Agrophotovoltaics (APV) integrates solar photovoltaic systems with agricultural production, offering a sustainable solution to meet growing energy and food demands. This review explores the transformative role of artificial intelligence (AI) and machine learning (ML) in optimizing APV performance. Key applications include energy yield forecasting, predictive maintenance, fault detection and crop-energy balancing strategies. Advanced algorithms, such as neural networks, decision trees and reinforcement learning, deliver high prediction accuracy and significant operational improvements. Reported studies show forecasting accuracies up to R2 of 0.96 for simulated irradiance datasets, representing model prediction performance rather than actual plant energy conversion efficiency. Likewise, AI-driven co-optimization of light distribution and irrigation improved leafy-vegetable yields by 10%–18% in experimental APV plots in India and France. The integration of Internet of Things sensors with ML models enables real-time environmental monitoring and dynamic resource management.

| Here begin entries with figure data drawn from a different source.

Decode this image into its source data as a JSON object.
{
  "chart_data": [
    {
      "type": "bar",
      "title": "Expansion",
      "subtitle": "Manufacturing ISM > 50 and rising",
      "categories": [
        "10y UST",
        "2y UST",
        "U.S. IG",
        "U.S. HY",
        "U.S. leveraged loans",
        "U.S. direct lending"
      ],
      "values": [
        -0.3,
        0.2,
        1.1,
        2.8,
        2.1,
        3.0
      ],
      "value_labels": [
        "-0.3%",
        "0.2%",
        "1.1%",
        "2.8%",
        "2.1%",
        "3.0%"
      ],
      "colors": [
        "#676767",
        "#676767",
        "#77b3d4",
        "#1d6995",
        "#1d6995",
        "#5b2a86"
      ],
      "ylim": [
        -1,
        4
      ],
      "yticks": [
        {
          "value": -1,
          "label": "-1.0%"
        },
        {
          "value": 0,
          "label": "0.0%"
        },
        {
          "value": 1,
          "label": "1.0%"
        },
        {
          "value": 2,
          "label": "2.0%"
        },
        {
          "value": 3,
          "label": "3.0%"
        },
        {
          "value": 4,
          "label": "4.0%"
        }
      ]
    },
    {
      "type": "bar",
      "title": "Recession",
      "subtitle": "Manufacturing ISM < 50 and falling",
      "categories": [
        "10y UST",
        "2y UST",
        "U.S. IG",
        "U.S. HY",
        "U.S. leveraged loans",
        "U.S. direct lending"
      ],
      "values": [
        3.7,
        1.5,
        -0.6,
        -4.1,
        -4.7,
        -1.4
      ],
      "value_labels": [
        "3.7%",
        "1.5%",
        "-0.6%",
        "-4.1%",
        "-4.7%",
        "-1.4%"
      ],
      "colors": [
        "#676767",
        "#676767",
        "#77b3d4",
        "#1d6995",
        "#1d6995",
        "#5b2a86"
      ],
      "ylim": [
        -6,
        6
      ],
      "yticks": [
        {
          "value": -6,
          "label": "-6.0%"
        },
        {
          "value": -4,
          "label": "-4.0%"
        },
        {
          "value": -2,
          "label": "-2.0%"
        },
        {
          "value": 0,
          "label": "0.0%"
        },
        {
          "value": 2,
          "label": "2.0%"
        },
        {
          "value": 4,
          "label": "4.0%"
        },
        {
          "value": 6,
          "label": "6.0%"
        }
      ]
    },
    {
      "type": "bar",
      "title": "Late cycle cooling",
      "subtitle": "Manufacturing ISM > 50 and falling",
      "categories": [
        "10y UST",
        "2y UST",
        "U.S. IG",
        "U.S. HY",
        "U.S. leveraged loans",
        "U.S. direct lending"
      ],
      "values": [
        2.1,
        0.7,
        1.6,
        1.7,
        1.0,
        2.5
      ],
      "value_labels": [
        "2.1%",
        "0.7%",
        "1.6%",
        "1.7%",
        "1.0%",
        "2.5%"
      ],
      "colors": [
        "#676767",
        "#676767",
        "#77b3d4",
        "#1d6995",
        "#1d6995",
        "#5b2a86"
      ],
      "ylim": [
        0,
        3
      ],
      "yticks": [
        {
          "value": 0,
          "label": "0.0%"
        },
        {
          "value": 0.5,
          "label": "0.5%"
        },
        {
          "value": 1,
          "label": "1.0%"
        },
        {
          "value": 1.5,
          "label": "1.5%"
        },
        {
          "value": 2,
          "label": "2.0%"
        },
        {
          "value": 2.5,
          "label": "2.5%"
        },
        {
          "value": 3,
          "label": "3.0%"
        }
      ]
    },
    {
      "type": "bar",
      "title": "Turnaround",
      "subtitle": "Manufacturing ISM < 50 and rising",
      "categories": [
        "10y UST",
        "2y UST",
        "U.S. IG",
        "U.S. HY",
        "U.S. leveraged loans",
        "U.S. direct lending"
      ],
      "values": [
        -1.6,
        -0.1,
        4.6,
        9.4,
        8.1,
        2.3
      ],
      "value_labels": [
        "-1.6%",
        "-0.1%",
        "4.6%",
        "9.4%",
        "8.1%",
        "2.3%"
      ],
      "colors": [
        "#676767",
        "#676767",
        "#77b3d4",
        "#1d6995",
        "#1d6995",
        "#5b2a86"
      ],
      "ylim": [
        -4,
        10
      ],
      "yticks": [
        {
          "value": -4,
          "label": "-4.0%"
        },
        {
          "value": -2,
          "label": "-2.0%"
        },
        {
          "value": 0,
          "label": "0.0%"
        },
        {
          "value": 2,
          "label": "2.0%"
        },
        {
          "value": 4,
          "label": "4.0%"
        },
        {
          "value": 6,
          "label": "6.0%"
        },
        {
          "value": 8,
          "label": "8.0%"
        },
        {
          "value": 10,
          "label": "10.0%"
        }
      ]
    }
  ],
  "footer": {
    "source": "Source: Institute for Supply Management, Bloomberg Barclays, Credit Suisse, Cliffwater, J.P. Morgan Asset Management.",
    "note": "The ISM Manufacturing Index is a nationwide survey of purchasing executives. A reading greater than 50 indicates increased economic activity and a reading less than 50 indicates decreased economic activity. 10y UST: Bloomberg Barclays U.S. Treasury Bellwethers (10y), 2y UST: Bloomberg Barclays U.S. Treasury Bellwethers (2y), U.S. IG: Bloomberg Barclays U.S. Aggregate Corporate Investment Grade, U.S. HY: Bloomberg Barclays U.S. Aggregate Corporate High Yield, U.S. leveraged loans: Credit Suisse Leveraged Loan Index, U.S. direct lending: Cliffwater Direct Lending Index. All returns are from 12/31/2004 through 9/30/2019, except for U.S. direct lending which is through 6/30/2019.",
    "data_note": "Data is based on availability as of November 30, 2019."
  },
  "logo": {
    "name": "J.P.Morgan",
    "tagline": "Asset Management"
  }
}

This review presents the integrated synthesis of AI/ML applications specific to APV systems. It proposes a taxonomy of AI/ML use-cases, a research roadmap, and a quantitative synthesis linking model performance metrics with agronomic and energy outcomes. The study also identifies research gaps in data interoperability, environmental variability, model interpretability, and socioeconomic adoption. Addressing these challenges through interdisciplinary research and policy frameworks can accelerate intelligent APV deployment, advancing renewable energy, sustainable agriculture and climate resilience.